01 - Preheat oven to 425°F. Place red pepper halves skin side up on a parchment-lined baking sheet and roast for 20 minutes until skins blister and blacken.
02 - Transfer roasted peppers to a bowl, cover with plastic wrap, and let steam for 10 minutes. Peel off and discard skins, then chop the flesh.
03 - Heat olive oil in a large pot over medium heat. Add onion, carrot, and sweet potatoes and sauté for 5 minutes until softened.
04 - Stir in minced garlic, smoked paprika, ground cumin, and dried thyme. Cook for 1 minute until fragrant.
05 - Add chopped roasted red peppers and vegetable broth to the pot. Bring to a boil, then reduce heat and simmer for 20 minutes until sweet potatoes are tender.
06 - Remove from heat and use an immersion blender or transfer in batches to a blender to puree the soup until smooth.
07 - Season with salt and pepper to taste. Thin with additional broth if needed for desired consistency.
08 - Ladle soup into bowls and garnish with coconut cream or sour cream and chopped fresh herbs.

# Expert Advice:

01 -
  • It tastes like something you'd pay for at a restaurant, but comes together in under an hour with ingredients you probably already have.

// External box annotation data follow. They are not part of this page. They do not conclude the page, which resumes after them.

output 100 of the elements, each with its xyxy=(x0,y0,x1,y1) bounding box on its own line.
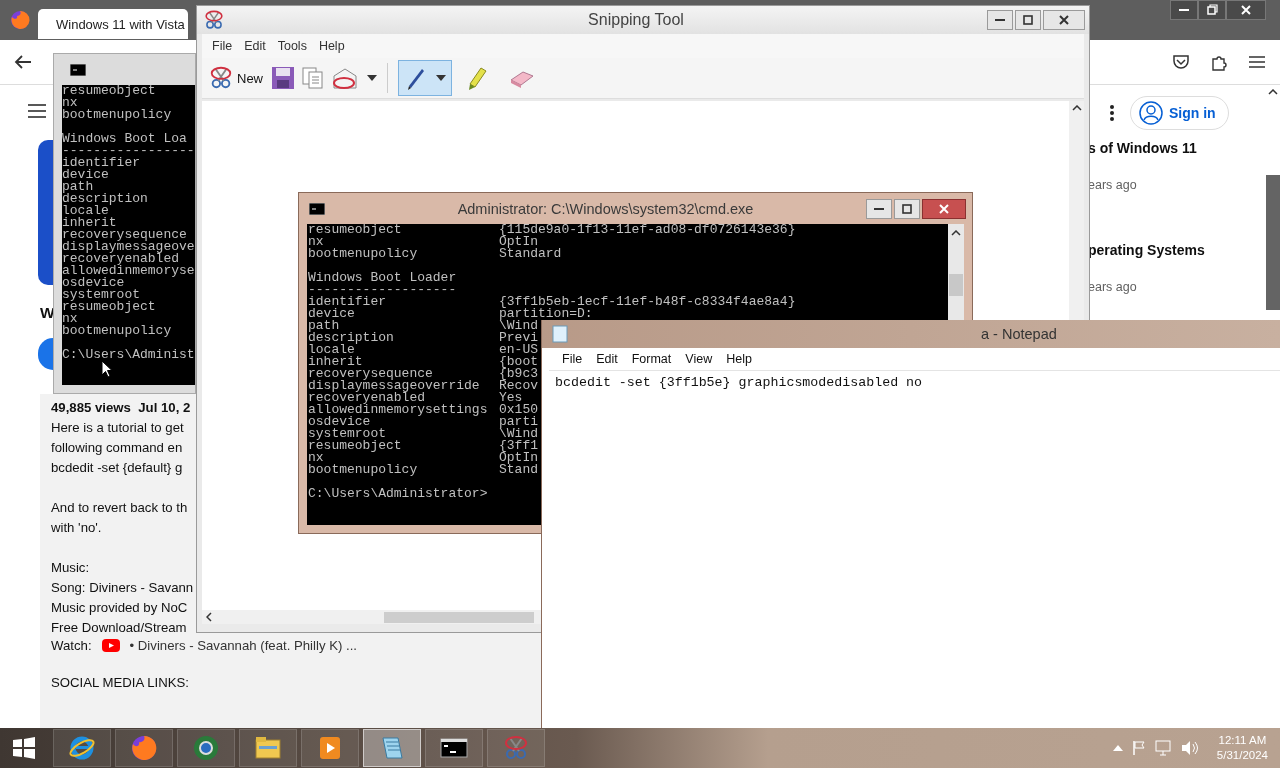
setting-value: parti xyxy=(499,416,538,428)
console-line: Windows Boot Loa xyxy=(62,133,187,145)
description-line: And to revert back to th xyxy=(51,499,188,517)
maximize-icon xyxy=(901,202,913,215)
maximize-button[interactable] xyxy=(1015,10,1041,30)
setting-name: bootmenupolicy xyxy=(308,464,418,476)
more-options-icon[interactable] xyxy=(1110,105,1114,121)
setting-name: allowedinmemorysettings xyxy=(308,404,488,416)
setting-value: Stand xyxy=(499,464,538,476)
console-line: recoverysequence xyxy=(62,229,187,241)
globe-taskbar-button[interactable] xyxy=(177,729,235,767)
browser-tab[interactable]: Windows 11 with Vista xyxy=(38,9,188,39)
setting-value: OptIn xyxy=(499,452,538,464)
minimize-button[interactable] xyxy=(866,198,892,219)
setting-name: nx xyxy=(308,452,324,464)
media-player-taskbar-button[interactable] xyxy=(301,729,359,767)
console-line: inherit xyxy=(62,217,117,229)
channel-avatar[interactable] xyxy=(38,338,53,370)
setting-name: displaymessageoverride xyxy=(308,380,480,392)
console-line: resumeobject xyxy=(62,301,156,313)
menu-item[interactable]: Help xyxy=(719,351,759,367)
menu-item[interactable]: File xyxy=(206,37,239,55)
scroll-left-icon[interactable] xyxy=(206,612,212,622)
menu-item[interactable]: Edit xyxy=(238,37,272,55)
pocket-icon[interactable] xyxy=(1172,54,1190,70)
minimize-button[interactable] xyxy=(1170,0,1198,20)
back-arrow-icon[interactable] xyxy=(14,54,32,70)
close-icon xyxy=(1240,4,1252,16)
puzzle-icon[interactable] xyxy=(1210,53,1228,71)
video-link[interactable]: • Diviners - Savannah (feat. Philly K) ... xyxy=(129,638,357,653)
window-title: Administrator: C:\Windows\system32\cmd.exe xyxy=(456,200,755,217)
close-button[interactable] xyxy=(1226,0,1266,20)
scissors-icon xyxy=(203,9,225,31)
setting-name: bootmenupolicy xyxy=(308,248,418,260)
close-button[interactable] xyxy=(1043,10,1085,30)
save-icon[interactable] xyxy=(271,66,295,90)
internet-explorer-taskbar-button[interactable] xyxy=(53,729,111,767)
folder-taskbar-button[interactable] xyxy=(239,729,297,767)
internet-explorer-icon xyxy=(68,734,96,762)
scrollbar-thumb[interactable] xyxy=(1266,175,1280,310)
console-line: nx xyxy=(62,97,78,109)
menu-item[interactable]: Tools xyxy=(271,37,313,55)
firefox-taskbar-button[interactable] xyxy=(115,729,173,767)
windows-logo-icon xyxy=(12,736,36,760)
console-line: osdevice xyxy=(62,277,125,289)
setting-value: Previ xyxy=(499,332,538,344)
command-prompt-taskbar-button[interactable] xyxy=(425,729,483,767)
scroll-up-icon[interactable] xyxy=(1071,105,1082,111)
setting-value: {b9c3 xyxy=(499,368,538,380)
menu-item[interactable]: File xyxy=(555,351,590,367)
description-line: Free Download/Stream xyxy=(51,619,187,637)
console-line: C:\Users\Administ xyxy=(62,349,195,361)
setting-value: {3ff1 xyxy=(499,440,538,452)
maximize-button[interactable] xyxy=(894,198,920,219)
pen-tool[interactable] xyxy=(398,60,452,96)
menu-item[interactable]: Format xyxy=(624,351,679,367)
window-title: a - Notepad xyxy=(980,326,1057,342)
console-line: ----------------- xyxy=(62,145,195,157)
menu-item[interactable]: Edit xyxy=(589,351,625,367)
setting-value: Yes xyxy=(499,392,523,404)
dropdown-caret-icon xyxy=(433,75,447,81)
setting-name: systemroot xyxy=(308,428,386,440)
scroll-up-icon[interactable] xyxy=(951,230,961,236)
setting-value: partition=D: xyxy=(499,308,593,320)
description-line: with 'no'. xyxy=(51,519,102,537)
scroll-up-icon[interactable] xyxy=(1268,89,1278,95)
maximize-icon xyxy=(1022,14,1034,26)
console-icon xyxy=(70,63,86,76)
scrollbar-thumb[interactable] xyxy=(949,274,963,296)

  • The roasting step is where the magic happens—it deepens the pepper flavor so much that you won't miss cream or complicated technique.
  • One pot, one blender, and you've got enough for days of lunches that actually feel nourishing instead of repetitive.
02 -
  • Don't skip the roasting step or try to rush it—raw or lightly cooked peppers taste thin and vegetal, but roasted ones taste like concentrated sweetness and depth.
  • Blend the soup until it's completely smooth, because even small pieces of sweet potato will make it feel grainy rather than silky.
  • Season at the very end, after blending, because the flavors shift as the soup reduces and purées, and what tasted right in the pot might be under-seasoned in the bowl.
03 -
  • Make double and freeze half in portions—defrosted, it tastes like you made it fresh, and some mornings you need that kind of shortcut.
  • The peppers will continue to soften slightly as they cool, so peel them as soon as you can handle the heat; waiting makes the skins stick harder.